Thoughts on the value traditional influencers provide to brands, and alternative ways to leverage authenticity through customer advocacy.

Blog, Our Thinking

Brands are looking in the wrong place for influencers

influencer and UGC marketing

Traditional influencers are losing trust amongst consumers

Influencer marketing is becoming increasingly ineffective as a trusted and authentic marketing source. With so many paid posts finding their way onto your Instagram feed, it’s becoming easy for them to blur into one, and be dismissed after “#ad”, or “in paid partnership with…”. 

Stricter guidelines and rules around promotional posts removes much of the authenticity and personal touch that existed in the first place, which has left only 2% of consumers trusting typical celebrity influencer recommendations. 

This, combined with more and more emphasis around ‘fake followers’, makes you question how valuable a marketing channel this is for enterprise brands – at least when looking for channels with real potential for long term success.
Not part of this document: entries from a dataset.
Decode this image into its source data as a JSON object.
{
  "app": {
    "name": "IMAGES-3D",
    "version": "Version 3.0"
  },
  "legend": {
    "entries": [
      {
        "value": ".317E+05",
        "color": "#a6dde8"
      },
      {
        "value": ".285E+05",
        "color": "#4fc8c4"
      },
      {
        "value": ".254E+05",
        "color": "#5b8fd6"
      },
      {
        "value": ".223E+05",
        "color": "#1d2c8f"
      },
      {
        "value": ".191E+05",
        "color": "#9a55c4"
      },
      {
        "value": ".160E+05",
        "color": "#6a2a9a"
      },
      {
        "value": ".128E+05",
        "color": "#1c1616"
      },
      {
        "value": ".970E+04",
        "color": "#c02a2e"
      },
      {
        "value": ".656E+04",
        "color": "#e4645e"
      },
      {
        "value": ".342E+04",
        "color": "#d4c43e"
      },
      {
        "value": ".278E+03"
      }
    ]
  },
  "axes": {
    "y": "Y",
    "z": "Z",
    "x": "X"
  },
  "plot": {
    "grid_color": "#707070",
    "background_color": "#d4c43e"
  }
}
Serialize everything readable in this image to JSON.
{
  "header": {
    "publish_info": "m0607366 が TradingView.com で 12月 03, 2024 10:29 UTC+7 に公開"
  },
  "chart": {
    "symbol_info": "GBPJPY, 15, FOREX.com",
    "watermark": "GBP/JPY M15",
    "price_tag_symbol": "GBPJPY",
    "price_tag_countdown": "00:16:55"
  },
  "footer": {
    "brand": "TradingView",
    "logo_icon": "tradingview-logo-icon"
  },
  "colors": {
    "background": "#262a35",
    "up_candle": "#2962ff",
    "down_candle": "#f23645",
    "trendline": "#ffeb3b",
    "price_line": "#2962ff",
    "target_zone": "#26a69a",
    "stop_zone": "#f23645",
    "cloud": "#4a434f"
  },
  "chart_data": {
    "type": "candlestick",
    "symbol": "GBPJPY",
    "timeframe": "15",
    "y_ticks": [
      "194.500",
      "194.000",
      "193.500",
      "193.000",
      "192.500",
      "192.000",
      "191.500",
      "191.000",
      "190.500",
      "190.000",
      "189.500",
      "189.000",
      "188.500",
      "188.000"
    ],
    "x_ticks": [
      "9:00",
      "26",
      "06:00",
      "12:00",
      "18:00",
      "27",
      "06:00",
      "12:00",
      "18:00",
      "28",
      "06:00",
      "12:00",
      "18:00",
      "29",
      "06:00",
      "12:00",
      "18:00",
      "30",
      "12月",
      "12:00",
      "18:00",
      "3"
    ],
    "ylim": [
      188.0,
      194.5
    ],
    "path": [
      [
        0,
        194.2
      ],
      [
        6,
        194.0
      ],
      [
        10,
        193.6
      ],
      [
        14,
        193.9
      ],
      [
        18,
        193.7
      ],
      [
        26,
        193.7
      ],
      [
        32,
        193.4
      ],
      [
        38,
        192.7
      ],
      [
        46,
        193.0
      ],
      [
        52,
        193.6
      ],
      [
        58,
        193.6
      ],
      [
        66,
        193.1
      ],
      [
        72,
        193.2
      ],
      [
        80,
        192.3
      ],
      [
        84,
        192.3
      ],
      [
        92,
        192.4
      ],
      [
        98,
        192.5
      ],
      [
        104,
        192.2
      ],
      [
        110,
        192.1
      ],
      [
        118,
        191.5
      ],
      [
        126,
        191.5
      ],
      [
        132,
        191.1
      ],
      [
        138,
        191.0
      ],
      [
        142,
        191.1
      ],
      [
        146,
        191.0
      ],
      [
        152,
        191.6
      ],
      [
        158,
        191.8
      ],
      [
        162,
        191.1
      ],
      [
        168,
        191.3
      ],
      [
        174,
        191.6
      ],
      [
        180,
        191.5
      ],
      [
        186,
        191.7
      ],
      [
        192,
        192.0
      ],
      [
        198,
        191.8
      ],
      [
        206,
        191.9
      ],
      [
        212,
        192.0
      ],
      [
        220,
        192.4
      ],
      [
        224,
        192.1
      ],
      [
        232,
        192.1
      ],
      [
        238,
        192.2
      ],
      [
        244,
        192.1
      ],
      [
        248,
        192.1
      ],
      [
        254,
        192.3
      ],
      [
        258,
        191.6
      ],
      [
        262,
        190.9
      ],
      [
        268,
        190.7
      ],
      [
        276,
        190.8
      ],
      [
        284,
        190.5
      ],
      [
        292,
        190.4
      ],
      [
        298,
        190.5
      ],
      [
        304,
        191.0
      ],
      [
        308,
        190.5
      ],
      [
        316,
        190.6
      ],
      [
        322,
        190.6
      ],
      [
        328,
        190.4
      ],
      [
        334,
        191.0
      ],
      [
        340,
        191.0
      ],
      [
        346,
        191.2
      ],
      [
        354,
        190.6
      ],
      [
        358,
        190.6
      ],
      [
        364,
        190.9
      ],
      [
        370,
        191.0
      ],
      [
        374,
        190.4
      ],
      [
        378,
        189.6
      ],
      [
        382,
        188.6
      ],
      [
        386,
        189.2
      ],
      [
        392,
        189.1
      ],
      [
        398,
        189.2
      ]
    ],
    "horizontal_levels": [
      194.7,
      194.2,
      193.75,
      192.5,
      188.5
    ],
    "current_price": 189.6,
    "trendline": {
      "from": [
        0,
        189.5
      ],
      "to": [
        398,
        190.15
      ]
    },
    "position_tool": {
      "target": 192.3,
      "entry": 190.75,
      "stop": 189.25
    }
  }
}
That doubt and shift in perspective is fast becoming a consumer standard, with 61% of consumers now finding content from micro-influencers the most relatable, a format quickly overtaking traditional influencer marketing. The name may sound similar, but the medium and principal is quite dramatically different, with micro influencers typically having a smaller, but much more engaged audience, and following a particular interest or niche.

Authentic marketing is key

90% of marketers believe that proving authenticity is critical to the future of influencer marketing. Are traditional influencers the ones actually influencing car purchasing decisions? Or, are the people with the most influence the ones who are genuine customers of the brand, with a true belief and connection to the brand.  Although they may be sharing content to a smaller number of people, the content being shared is more emotional, more genuine, and being shared with a much more engaged audience.

Make your customers your influencers

Marketing using genuine user generated content (UGC) solves the problems of trust and authenticity that influencer marketing has – an approach that gets as close as possible to a scaled version of recommendations from friends – a format which is trusted around 5 times more than celebrity recommendations.

Aside from the huge difference in consumer trust, there’s also a real difference in the content, with UGC being more true to life, relatable and real. Here’s one example from Porsche, where the brand has sought dedicated advocates of it’s 992 model across the world and is publishing those customer stories via a dynamic web experience – a campaign providing the brand with masses of long form high quality UGC marketing content. Compare that to a traditional influencer campaign and the feeling of authenticity is starkly different.

UGC marketing examples

Micro influencers and UGG marketing is about far more than just gathering better quality content. Brands have an opportunity to open a long term dialogue with their customers, and content creators, if they can find them at scale. It’s a case of balancing scaled technology and workflows so that those more personal relationships have the best chance of being uncovered, surfaced and then nurtured over time.

A change in mindset

The fast changing automotive landscape calls for brands to find new ways to create customer centric marketing, across the channels consumers want to engage with. Most brands already do a great job of being present on social channels but the shift that’s needed is one in mindset to recognise that true influencers are not a separate and newly emerging marketing medium, but in fact the brands existing customers, who are out there below the surface already representing the brand. For example, the parent who has purchased from the same automotive brand for the last 20 years and praises their models to friends over every coffee or to family at every gathering, or the newly qualified driver sharing photos of their first car to their 300+ followers on social media.

Find your best influencers, share their stories

The approach that’s needed is to begin seeing influencers not as a separate channel sitting within social media external to the brand, but as an effort to start recognising and engaging with those hidden, unsung advocates whose loyalty and enthusiasm exist not because of one campaign to encourage it, because of the long term focus on customers satisfaction the brand has already invested in.